There’s a button torn off Rasputin’s silk gown, his sleeves are rolled up, his hair is dishevelled and falling over his eyebrows, his eyes are bloodshot, his head overheated and foggy.
His oily and glowing eyes have a beast swimming in them; his heart is on fire, and he knows no peace, but is as excited as a wild animal in a cage. He lets his hands wander everywhere and drinks anything he can lay his hands on; he bellows out filthy songs as well as hymns; like a gun, he shoots out incomprehensible words and street language, and these strike Tania, Elena, and the women singers in the heart like arrows. He is constantly falling upon one or the other of the women:
“Why are you acting up? Why are you behaving like an unbroken filly? If we’re having a party, then let’s do it our way, the peasant way. Undo your buttons. Show me your breasts. Take off your clothes.”

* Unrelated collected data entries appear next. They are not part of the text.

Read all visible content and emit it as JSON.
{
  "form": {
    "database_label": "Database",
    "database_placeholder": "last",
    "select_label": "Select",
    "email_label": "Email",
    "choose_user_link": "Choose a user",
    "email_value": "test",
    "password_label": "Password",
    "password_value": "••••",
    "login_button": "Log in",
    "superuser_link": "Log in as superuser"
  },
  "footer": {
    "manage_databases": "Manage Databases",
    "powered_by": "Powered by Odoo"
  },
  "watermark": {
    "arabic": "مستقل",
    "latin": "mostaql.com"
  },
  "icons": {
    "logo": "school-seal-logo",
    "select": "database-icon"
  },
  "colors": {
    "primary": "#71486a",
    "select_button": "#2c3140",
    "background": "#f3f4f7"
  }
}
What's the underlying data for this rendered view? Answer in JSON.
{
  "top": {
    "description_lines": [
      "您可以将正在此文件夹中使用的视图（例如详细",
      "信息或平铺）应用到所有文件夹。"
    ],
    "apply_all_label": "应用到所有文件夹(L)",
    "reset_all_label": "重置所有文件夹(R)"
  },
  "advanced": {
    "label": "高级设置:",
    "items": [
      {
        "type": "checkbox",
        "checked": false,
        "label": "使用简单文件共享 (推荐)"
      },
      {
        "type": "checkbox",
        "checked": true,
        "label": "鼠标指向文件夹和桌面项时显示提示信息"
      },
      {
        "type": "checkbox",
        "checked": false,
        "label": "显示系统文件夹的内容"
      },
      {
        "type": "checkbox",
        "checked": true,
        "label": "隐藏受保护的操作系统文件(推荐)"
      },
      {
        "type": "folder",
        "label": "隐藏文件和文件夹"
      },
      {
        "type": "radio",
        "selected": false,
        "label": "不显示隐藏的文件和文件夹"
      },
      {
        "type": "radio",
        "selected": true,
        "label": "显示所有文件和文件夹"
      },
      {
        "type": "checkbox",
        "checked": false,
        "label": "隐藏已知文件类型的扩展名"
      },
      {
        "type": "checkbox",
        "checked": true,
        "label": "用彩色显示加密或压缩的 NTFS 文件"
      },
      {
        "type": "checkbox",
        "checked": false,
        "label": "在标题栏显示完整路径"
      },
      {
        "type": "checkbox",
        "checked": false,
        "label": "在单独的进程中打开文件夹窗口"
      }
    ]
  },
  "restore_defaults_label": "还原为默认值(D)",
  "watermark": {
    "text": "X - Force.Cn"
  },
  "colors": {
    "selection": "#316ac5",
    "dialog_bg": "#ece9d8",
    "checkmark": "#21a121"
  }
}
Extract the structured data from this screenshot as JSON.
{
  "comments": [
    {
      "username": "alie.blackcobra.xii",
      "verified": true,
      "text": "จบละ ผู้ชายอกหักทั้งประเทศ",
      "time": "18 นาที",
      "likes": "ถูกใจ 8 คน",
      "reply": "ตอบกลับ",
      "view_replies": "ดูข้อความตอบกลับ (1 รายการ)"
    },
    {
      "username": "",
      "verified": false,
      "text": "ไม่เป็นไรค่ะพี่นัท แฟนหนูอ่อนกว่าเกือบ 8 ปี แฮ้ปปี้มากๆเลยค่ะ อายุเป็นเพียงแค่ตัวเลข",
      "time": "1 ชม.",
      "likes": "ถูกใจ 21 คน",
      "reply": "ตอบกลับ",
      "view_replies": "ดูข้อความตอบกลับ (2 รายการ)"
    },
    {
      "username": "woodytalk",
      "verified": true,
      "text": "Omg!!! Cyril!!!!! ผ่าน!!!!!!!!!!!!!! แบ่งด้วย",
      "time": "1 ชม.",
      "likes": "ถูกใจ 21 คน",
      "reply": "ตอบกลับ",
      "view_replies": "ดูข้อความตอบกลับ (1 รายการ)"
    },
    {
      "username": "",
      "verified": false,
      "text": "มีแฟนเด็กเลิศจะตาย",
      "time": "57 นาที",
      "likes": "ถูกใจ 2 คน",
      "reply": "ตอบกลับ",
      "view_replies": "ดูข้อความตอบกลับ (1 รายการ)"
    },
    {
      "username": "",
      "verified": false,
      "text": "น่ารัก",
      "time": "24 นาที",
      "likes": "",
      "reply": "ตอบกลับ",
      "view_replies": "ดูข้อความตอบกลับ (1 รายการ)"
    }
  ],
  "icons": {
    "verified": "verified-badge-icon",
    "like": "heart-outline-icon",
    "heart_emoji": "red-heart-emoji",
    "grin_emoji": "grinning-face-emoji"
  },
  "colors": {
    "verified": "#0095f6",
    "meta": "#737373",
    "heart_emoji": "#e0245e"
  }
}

This is, in brief, the story of a swindler, a Georgian Felix Krull, or perhaps a cynical Don Quixote, named Kvachi Kvachantiradze: womanizer, cheat, perpetrator of insurance fraud, bank-robber, associate of Rasputin, filmmaker, revolutionary, and pimp. Though originally denounced as pornographic, Kvachi’s tale is one of the great classics of twentieth-century Georgian literature — and a hilarious romp to boot.